Are you using cloned or deserialized objects for this? If so...there was a flaw in build() that caused the bounding box of these objects to be ignored under some circumstances (has to bang my head against the wall for this one...). If so, try this version instead and see if that helps: http://jpct.de/download/beta/jpct-ae.jar

K24A3

#7
Yes 90% of the objects are cloned using Object3D.cloneObject() after loading the original ones from 3DS files.

I will try that beta version later today, thanks.


Edit: I'd like to add that the framedrop seems to happen mostly at the (0,0,0) world location so perhaps the bounding boxes of cloned objects are not being translated or updated.

EgonOlsen

Quote from: K24A3 on October 10, 2011, 01:29:11 AM
Edit: I'd like to add that the framedrop seems to happen mostly at the (0,0,0) world location so perhaps the bounding boxes of cloned objects are not being translated or updated.
No, they are just not going to be evaluated. The new jar should fix this, which should also improve rendering of such objects when not in view.

K24A3

Installed the Beta and it made a huge improvement!

The Ellipsoid function barely causes a framerate drop now (if at all), plus overall rendering performance has more than doubled.

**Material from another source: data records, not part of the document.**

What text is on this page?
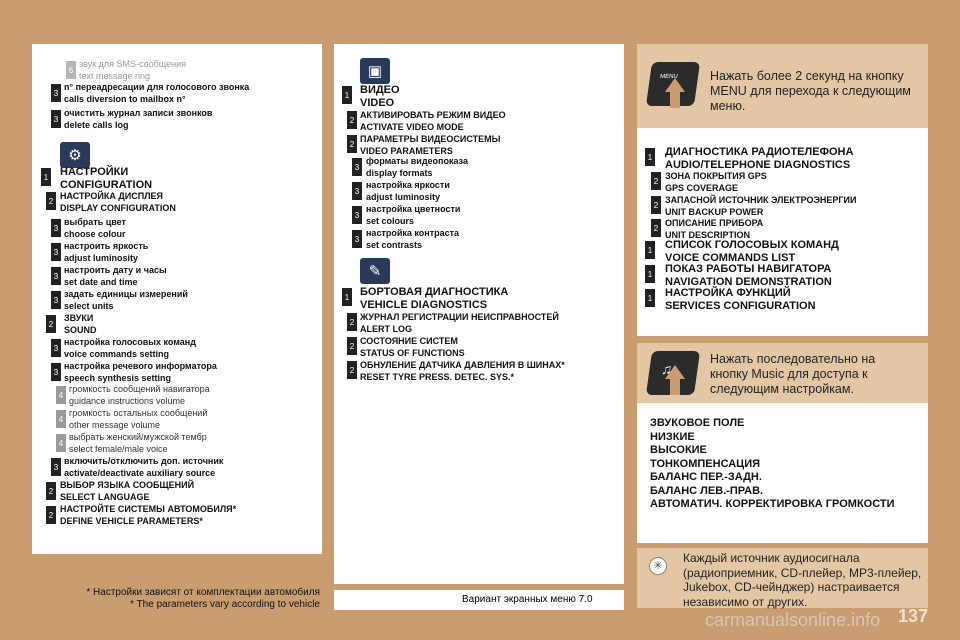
6
звук для SMS-сообщения
text message ring
3
n° переадресации для голосового звонка
calls diversion to mailbox n°
3
очистить журнал записи звонков
delete calls log
⚙
1 НАСТРОЙКИ
CONFIGURATION
2 НАСТРОЙКА ДИСПЛЕЯ
DISPLAY CONFIGURATION
3
выбрать цвет
choose colour
3
настроить яркость
adjust luminosity
3
настроить дату и часы
set date and time
3
задать единицы измерений
select units
2
ЗВУКИ
SOUND
3
настройка голосовых команд
voice commands setting
3
настройка речевого информатора
speech synthesis setting
4
громкость сообщений навигатора
guidance instructions volume
4
громкость остальных сообщений
other message volume
4
выбрать женский/мужской тембр
select female/male voice
3
включить/отключить доп. источник
activate/deactivate auxiliary source
2
ВЫБОР ЯЗЫКА СООБЩЕНИЙ
SELECT LANGUAGE
2
НАСТРОЙТЕ СИСТЕМЫ АВТОМОБИЛЯ*
DEFINE VEHICLE PARAMETERS*
▣
1 ВИДЕО
VIDEO
2 АКТИВИРОВАТЬ РЕЖИМ ВИДЕО
ACTIVATE VIDEO MODE
2 ПАРАМЕТРЫ ВИДЕОСИСТЕМЫ
VIDEO PARAMETERS
3
форматы видеопоказа
display formats
3
настройка яркости
adjust luminosity
3
настройка цветности
set colours
3
настройка контраста
set contrasts
✎
1 БОРТОВАЯ ДИАГНОСТИКА
VEHICLE DIAGNOSTICS
2 ЖУРНАЛ РЕГИСТРАЦИИ НЕИСПРАВНОСТЕЙ
ALERT LOG
2 СОСТОЯНИЕ СИСТЕМ
STATUS OF FUNCTIONS
2 ОБНУЛЕНИЕ ДАТЧИКА ДАВЛЕНИЯ В ШИНАХ*
RESET TYRE PRESS. DETEC. SYS.*
MENU	Нажать более 2 секунд на кнопку MENU для перехода к следующим меню.
1 ДИАГНОСТИКА РАДИОТЕЛЕФОНА
AUDIO/TELEPHONE DIAGNOSTICS
2 ЗОНА ПОКРЫТИЯ GPS
GPS COVERAGE
2 ЗАПАСНОЙ ИСТОЧНИК ЭЛЕКТРОЭНЕРГИИ
UNIT BACKUP POWER
2 ОПИСАНИЕ ПРИБОРА
UNIT DESCRIPTION
1 СПИСОК ГОЛОСОВЫХ КОМАНД
VOICE COMMANDS LIST
1 ПОКАЗ РАБОТЫ НАВИГАТОРА
NAVIGATION DEMONSTRATION
1 НАСТРОЙКА ФУНКЦИЙ
SERVICES CONFIGURATION
♫
Нажать последовательно на кнопку Music для доступа к следующим настройкам.
ЗВУКОВОЕ ПОЛЕ
НИЗКИЕ
ВЫСОКИЕ
ТОНКОМПЕНСАЦИЯ
БАЛАНС ПЕР.-ЗАДН.
БАЛАНС ЛЕВ.-ПРАВ.
АВТОМАТИЧ. КОРРЕКТИРОВКА ГРОМКОСТИ
* Настройки зависят от комплектации автомобиля
* The parameters vary according to vehicle	Вариант экранных меню 7.0
✳
Каждый источник аудиосигнала (радиоприемник, CD-плейер, MP3-плейер, Jukebox, CD-чейнджер) настраивается независимо от других.
137
carmanualsonline.info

I even tried placing 128 objects in the scene and the frame rate is surprisingly maxing out at 60FPS most of the time.

That's the performance I was looking for, thanks :)

EgonOlsen

This was a really stupid bug that remained unnoticed for months. My test case for collision detection simply didn't cover this and as long as most objects are in sight, you don't notice the reduced rendering performance either.

neo187

Hi Egon

Sorry to re open this, but I am having the same issue. That's most likely due to the phone I am using for development which is quite low end (600 Mhz CPU, 256 MB RAM, v2.1) but basically when activating the Elipsoid collision detection the frame rate drops from 30FPS to 18-20...

The model I am using is roughly 1800 vertices with 4 frames of animation, and the world has got around 20 models, all very low poly, only 5-10 of which are set to collision_check_others (I too noticed that reducing the amount of these or simply the amount of visible objects makes quite a difference)... and the recursion depth I am using is only 1. The objects are all stripped loaded from serialized files....

Is there any other step I could try to improve the framerate while maintaining the ellipsoid collision?

Thanks a lot

EgonOlsen

#12
If it's a 600 Mhz thingy, it's most likely something like the G1 uses. Which means that it has no fpu and does all floating point calculations in software emulation on the cpu. I don't see much room for improvement. I can upload a new jar tomorrow that includes some additional performance tweaks for ellipsoid collision detection, but i doubt that it'll help much.

neo187

Thanks for your prompt reply. Yes it's a very skimpy thing, so I thought as much... I need to get a better one... However I can see now that the keyframe animation plays a big part in it, disabling it while keeping the ellipsoid detection gives me 25FPS instead of 18 which, for this device, I think it's quite good...

Can the animation be optimized in any way? Does the number of frames affect performance? Currently I'm stripping all the animations...

Thanks for your prompt help.

neo187

P.S.

If you did find the time to upload that optimised Jar I'd really appreciate it! So I could let you know if it does make a difference on performance on low end devices such as mine...


And Number 2: how do you handle animations and variable frame rate? Do you always advance the animation by a fixed increment regardless or do you modify it with the delta time? I'm guessing that both ways there will always be a bit of stutter.....

Thanks very much for your time Egon!